Ideias, atores e pressão

É difícil pensar em uma maior e melhor intervenção estatal na questão do cuidado, seja por meio de programas, políticas e/ou sistemas, sem uma profunda redefinição das políticas macroeconômicas e da narrativa em torno do Estado. Para que a “virada interpretativa” em relação aos cuidados prospere, os feminismos e suas diversas expressões organizadas necessitam, hoje, muito mais do que em outros momentos, disputar a visão macroeconômica e colocá-la para circular nas ruas, nos congressos, nos encontros de mulheres… em todas as partes.

Isso significa cidadanizar algumas questões: primeiro, separar o espaço fiscal do espaço tributário de forma clara e simples; segundo, especificar os termos da expansão do espaço tributário por meio de mecanismos progressivos como a implementação de impostos sobre grandes fortunas, impostos especiais sobre indústrias que geram impacto ambiental ou impostos sobre substâncias nocivas, como o tabaco; terceiro, mostrar claramente para que servem os recursos e a potencialidade de seu uso para a sociedade e as economias (33).

Se os governos vincularem o financiamento do investimento social em assistência à tributação progressiva, terão mais chances de sucesso em ambos os empreendimentos.
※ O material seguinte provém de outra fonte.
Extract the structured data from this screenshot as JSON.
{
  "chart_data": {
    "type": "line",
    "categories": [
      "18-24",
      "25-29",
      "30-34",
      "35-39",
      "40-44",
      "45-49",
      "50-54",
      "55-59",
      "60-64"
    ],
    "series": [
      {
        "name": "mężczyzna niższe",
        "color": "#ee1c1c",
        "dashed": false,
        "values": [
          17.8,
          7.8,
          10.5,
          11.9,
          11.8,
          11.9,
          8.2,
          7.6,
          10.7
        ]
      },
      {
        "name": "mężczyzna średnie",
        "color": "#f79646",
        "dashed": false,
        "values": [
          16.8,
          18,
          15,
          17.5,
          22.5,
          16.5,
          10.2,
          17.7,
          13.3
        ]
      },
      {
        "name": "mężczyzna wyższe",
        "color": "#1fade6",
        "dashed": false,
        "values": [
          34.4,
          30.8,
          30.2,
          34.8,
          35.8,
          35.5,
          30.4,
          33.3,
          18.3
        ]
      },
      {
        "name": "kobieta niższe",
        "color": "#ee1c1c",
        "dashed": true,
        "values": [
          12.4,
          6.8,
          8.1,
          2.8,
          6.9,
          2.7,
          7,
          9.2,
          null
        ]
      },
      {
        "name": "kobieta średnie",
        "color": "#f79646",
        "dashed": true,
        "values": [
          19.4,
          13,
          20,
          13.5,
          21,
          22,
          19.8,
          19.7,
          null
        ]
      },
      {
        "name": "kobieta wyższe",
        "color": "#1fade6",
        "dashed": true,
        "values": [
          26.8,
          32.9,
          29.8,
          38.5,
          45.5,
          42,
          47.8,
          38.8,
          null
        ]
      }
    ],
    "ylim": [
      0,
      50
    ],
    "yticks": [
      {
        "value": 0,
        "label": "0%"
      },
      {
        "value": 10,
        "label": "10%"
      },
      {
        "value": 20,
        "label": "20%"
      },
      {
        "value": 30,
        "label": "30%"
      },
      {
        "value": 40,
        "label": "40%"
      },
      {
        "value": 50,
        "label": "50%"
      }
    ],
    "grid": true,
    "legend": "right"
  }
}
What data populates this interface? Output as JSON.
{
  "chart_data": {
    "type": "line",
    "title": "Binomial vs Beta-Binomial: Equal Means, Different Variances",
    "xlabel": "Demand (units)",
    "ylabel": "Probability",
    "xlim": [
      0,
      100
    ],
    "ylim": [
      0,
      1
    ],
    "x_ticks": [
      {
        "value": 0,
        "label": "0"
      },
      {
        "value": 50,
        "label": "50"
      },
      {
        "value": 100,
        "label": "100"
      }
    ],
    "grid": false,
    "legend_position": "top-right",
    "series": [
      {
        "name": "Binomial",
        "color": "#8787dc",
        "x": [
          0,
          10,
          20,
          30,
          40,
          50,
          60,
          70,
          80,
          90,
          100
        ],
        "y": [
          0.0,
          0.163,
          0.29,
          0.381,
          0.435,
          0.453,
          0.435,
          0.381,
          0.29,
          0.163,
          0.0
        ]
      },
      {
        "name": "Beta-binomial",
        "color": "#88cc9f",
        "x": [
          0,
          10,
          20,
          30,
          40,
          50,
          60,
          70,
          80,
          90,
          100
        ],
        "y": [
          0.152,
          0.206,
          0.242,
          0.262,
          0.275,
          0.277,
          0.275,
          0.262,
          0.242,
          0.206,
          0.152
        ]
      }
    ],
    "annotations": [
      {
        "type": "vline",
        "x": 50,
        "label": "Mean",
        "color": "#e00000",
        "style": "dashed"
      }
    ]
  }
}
Ao colocar o espaço fiscal e tributário em diálogo, os cidadãos terão melhores ferramentas para monitorar o uso dos recursos do Estado e para exigir uma utilização mais transparente e voltada para as necessidades da população. Além disso, construir esse vínculo ajuda a combater a retórica de que o Estado é apenas corrupto e/ou sem importância. A tarefa é árdua e, no final das contas, vai depender muito de quantas pessoas se mobilizarem para as mudanças e com qual força.